Advance the development of the vortex reactor as a platform for catalytic chemical recycling of mixed plastic waste, focusing on understanding the interplay between reactor hydrodynamics, catalytic activity, and product selectivity in fast pyrolysis conditions.

Context

Plastics are indispensable materials but represent a major challenge at end-of-life, particularly for mixed and contaminated waste streams that cannot be efficiently treated by mechanical recycling. Chemical recycling, and specifically pyrolysis, provides a pathway to convert these materials into monomers and valuable hydrocarbons. However, conventional reactor technologies such as fluidized beds or stirred tanks often suffer from poor heat transfer and long residence times, leading to unwanted secondary reactions and byproduct formation.

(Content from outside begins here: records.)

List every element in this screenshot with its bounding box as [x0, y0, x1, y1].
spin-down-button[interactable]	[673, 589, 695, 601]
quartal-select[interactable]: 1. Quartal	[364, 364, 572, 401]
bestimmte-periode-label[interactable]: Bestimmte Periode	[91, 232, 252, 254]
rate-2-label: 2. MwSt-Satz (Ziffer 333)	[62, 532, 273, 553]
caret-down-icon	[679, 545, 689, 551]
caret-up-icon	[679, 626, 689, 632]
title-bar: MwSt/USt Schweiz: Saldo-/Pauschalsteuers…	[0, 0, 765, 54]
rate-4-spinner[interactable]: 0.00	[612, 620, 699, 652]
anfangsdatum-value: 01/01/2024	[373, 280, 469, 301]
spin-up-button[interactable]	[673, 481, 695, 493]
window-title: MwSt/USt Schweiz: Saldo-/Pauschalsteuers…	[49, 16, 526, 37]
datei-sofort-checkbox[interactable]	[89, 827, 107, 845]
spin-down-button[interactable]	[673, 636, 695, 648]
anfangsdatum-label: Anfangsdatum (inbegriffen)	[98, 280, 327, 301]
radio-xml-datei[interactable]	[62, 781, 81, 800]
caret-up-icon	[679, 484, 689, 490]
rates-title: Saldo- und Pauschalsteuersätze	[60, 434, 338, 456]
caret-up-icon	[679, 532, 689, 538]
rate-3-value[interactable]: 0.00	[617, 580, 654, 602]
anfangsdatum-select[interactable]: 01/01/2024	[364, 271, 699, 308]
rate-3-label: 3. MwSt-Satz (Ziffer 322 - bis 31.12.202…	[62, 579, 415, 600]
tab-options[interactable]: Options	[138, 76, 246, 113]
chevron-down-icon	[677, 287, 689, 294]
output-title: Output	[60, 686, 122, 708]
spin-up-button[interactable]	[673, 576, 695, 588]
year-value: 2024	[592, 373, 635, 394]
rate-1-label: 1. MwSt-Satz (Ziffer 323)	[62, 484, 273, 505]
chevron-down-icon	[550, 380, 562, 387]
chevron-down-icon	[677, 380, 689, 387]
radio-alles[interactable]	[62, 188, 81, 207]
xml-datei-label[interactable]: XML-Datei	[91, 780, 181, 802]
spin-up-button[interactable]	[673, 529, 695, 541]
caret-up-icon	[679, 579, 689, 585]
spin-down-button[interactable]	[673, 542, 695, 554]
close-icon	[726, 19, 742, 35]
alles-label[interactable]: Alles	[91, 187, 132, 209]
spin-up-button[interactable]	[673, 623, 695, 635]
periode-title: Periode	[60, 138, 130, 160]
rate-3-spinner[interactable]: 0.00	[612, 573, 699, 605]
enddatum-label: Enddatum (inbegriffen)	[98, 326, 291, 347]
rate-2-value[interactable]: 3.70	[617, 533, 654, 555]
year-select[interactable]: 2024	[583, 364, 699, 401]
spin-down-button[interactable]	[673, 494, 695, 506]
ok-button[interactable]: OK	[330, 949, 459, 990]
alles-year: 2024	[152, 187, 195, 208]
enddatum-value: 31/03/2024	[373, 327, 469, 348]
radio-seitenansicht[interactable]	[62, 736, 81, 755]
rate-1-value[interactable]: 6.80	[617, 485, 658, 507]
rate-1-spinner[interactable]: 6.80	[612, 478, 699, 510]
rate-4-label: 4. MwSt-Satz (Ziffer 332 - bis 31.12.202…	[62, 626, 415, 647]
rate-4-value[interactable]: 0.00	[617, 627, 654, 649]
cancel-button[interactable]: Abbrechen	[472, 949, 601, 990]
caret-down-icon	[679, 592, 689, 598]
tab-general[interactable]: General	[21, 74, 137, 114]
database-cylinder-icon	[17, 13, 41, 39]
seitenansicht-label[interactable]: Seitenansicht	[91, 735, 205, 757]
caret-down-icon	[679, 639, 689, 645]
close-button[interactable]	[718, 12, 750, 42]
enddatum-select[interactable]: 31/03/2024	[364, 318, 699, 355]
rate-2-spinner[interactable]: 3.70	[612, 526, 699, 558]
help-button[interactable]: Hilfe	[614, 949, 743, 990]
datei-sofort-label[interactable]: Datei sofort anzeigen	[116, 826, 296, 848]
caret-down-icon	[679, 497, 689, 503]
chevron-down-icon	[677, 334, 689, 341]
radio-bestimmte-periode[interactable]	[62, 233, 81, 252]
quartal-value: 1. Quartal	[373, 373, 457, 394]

The vortex reactor, recently demonstrated at the Laboratory for Chemical Technology (LCT) at Ghent University, enables fast heating, short residence times (milliseconds), and enhanced mass and heat transfer. This design minimizes secondary reactions and maximizes monomer yields, such as styrene from polystyrene pyrolysis, achieving recoveries above 85 wt%.

Building on this foundation, the next step is to integrate catalytic functionality into the vortex reactor to selectively upgrade plastic-derived intermediates and tackle mixed plastic waste. Catalysts—acidic, metal-based, or bifunctional—can promote dechlorination, aromatization, or selective cracking, while the vortex regime ensures excellent contact between the hot gas and reactive surface.

Program

The postdoctoral researcher will:
• Characterize representative mixed plastic waste streams (polyolefins, polystyrene, PVC-containing fractions) and quantify the impact of impurities and additives on catalytic and non-catalytic pyrolysis behavior.
• Design and conduct experiments in the pilot-scale vortex reactor under both thermal and catalytic conditions, testing various catalyst formulations (e.g., zeolites, aluminosilicates, metal oxides, bifunctional materials).
• Develop catalyst integration strategies, including in situ or ex situ configurations, supported catalyst coatings, or co-feeding of particulate catalysts.
• Use advanced online analytics (GC×GC-FID, RGA, MS) to quantify products and intermediates, enabling mechanistic insight into catalytic pathways and secondary reactions.
• Establish kinetic and reactor models linking operating parameters, catalyst characteristics, and hydrodynamics to product selectivity and reactor performance.
• Assess scalability and process intensification potential, identifying optimal catalytic conditions that balance selectivity, stability, and energy efficiency.

Expected Outcomes
• Mechanistic understanding of catalytic versus non-catalytic pyrolysis under vortex flow conditions.
• Identification of catalyst–reactor synergies that enable selective monomer recovery and impurity mitigation.
• Quantitative models to guide scaling and design of catalytic vortex reactors for industrial advanced recycling.
• Contribution to the development of sustainable, circular routes for mixed plastic waste valorization.